Notice that n also corresponds to the number of nodes (points at which the displacement along the vertical axis is zero and thus where the wave cuts the horizontal axis) in the (radial) wavefunction (number of nodes = n - 1) - higher energy wavefunctions vibrate at a higher frequency and so have more nodes. The combination of nodes as determined by n and also the angular momentum of the electron determine the various shapes of the atomic orbitals (such as spherical s-orbitals, dumbbell-shaped  p-orbitals, etc.). Some of these shapes can be seen here. The pertinent question now is: Can we see atomic orbitals?

First of all, the eigenvalues can be verified by experiment as they account for atomic spectra which are very well understood. Schrodinger's model does have some simplifying assumptions, such as its failure to account for relativistic effects, but is still very accurate in predicting the eigenfunctions, and is extremely accurate when several corrections are made (such as incorporating relativistic effects).

Can we observe the wavefunctions? First of all, to be precise it is the square of the wavefunction we observe, since this corresponds to the charge density which is what we observe when we observe an electron. Of course these structures are too small to be 'seen' in the normal sense using light, but nevertheless are they real? Charge density can be measured in many ways and agrees with the predictions of quantum mechanics, but observing the radial structure and the nodes is a different matter. This would be like viewing an atom in cross-section.  It has been argued that wavefunctions are not real but are rather simply mathematical constructs.

The wavefunctions actually form an eigenbasis, essentially building blocks from which other states are made, by superposition. The eigenbasis depends on the choice of mathematical system used to describe the atom (position space or momentum space for example). Thus, we may end up building the same composite states from a different set of wavefunctions. Chemists will be familiar with the construction of d-orbitals from several eigenfunctions. However, some actual states are indeed described by single wavefunctions and so we must conclude that at least some of the wavefunctions correspond to real atomic shapes.

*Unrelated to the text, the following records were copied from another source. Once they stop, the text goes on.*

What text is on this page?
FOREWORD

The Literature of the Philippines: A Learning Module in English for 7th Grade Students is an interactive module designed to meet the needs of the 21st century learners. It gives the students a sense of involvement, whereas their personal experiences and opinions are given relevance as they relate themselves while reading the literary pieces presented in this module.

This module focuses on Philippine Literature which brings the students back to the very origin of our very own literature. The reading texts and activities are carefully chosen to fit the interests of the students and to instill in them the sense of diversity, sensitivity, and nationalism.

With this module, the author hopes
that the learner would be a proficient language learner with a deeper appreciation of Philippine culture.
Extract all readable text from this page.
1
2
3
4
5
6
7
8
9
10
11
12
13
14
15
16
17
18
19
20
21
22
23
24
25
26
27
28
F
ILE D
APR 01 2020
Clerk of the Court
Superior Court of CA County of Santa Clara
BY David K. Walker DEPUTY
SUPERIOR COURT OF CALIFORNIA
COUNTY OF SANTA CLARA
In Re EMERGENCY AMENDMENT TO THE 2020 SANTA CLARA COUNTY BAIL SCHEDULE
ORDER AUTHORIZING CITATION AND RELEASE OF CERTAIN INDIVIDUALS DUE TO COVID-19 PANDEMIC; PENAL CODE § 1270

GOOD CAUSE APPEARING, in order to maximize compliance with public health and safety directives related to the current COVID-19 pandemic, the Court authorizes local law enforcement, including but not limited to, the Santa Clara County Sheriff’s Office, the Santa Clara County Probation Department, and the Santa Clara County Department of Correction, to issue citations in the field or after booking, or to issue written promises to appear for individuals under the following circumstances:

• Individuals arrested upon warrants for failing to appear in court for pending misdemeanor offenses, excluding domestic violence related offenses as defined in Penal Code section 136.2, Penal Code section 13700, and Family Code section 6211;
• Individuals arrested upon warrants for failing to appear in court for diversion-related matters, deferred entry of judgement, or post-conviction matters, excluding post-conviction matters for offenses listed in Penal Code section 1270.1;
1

However, eigenfunctions correspond to stable stationary states into which an initial wavefunction collapses after a typical strong measurement. The initial state is often a superposition of stationary states (a wave packet or mixture of wavefunctions in various proportions) so the initial mixed state usually elludes us (weak measurements possibly provide an exception to this).

This has been confirmed by recent experiments which use a photoionisation microscope to view the 'nodal structure' of hydrogen atom wavefunctions almost directly. Not every state of an atom can be observed so directly, but hydrogen atoms have been prepared in Rydberg states, that is in high energy states by applying lasers and then placed in an electric field.
Rydberg atoms are large distended atoms (up to one hundredth of a millimetre in diameter, or about the size of a 'typical' animal cell!) and so easily distorted by relatively weak magnetic fields. This distorts the atom in a direction determined by the field, such that instead of states described by n, we now have states described by n1 and n2, in which n2 can be large (e.g. n2 = 28, a Rydberg state) whilst n1 can be small (n1 = 0, 1, 2, 3, 4, etc.). An atom distorted by an electric field in this manner is in a Stark state and the change to its wavefunctions and eigenvalues is the Stark effect. Now, Rydberg atoms are unstable, lasting about one second before shrinking by losing an electron (causing 'n' to reduce) but the electric field can be arranged to act as a barrier to the electron's escape. However, electrons will sometimes quantum tunnel through this barrier and escape, as the atom becomes ionised (the electron can be described as quasi-bound). As it happens, calculations show that , remarkably, the tunneling electrons in this case, tunneling from an ensemble of similar atoms, carry information about the nodal structure of the wavefunctions (n1 specifically) with them, as predicted by calculation. These patterns are very similar to the 1s, 2s, 3s and 4s orbitals in form (though not quite identical as these are Stark states). More precisely, these experiments prepared the atoms in a superposition of stationary states, but the wave packet collapses into one eigenfunction following (strong) measurement. The results of these experiments are discussed here:

It is worth mentioning that a number of other experiments have given insight into the structure of wavefunctions in both individual atoms and molecules. In molecules, molecular orbitals form as the result of combination of certain wavefunctions in the constituent atoms (at least approximately). A recent experiment with an atomic-force microscope, a device which passes a very tiny probe over a surface and measures the force acting on the probe due to interactions such as covalent bonding or quantum tunneling, gave a good visualization of what appears to be a hybrid orbital between a 3s atomic orbital and two 3p atomic orbitals consisting of two hemispherical lobes. Additional experiments with carbon chains have given a good direct visualization of the orbitals, which although molecular rather than atomic orbitals, have strong atomic character in the end atom. These experiments confirmed the s and p nature of these orbitals: Imaging_the_atomic_orbitals_of_carbon_atomic_chains_with_field-emission_electron_microscopy.pdf.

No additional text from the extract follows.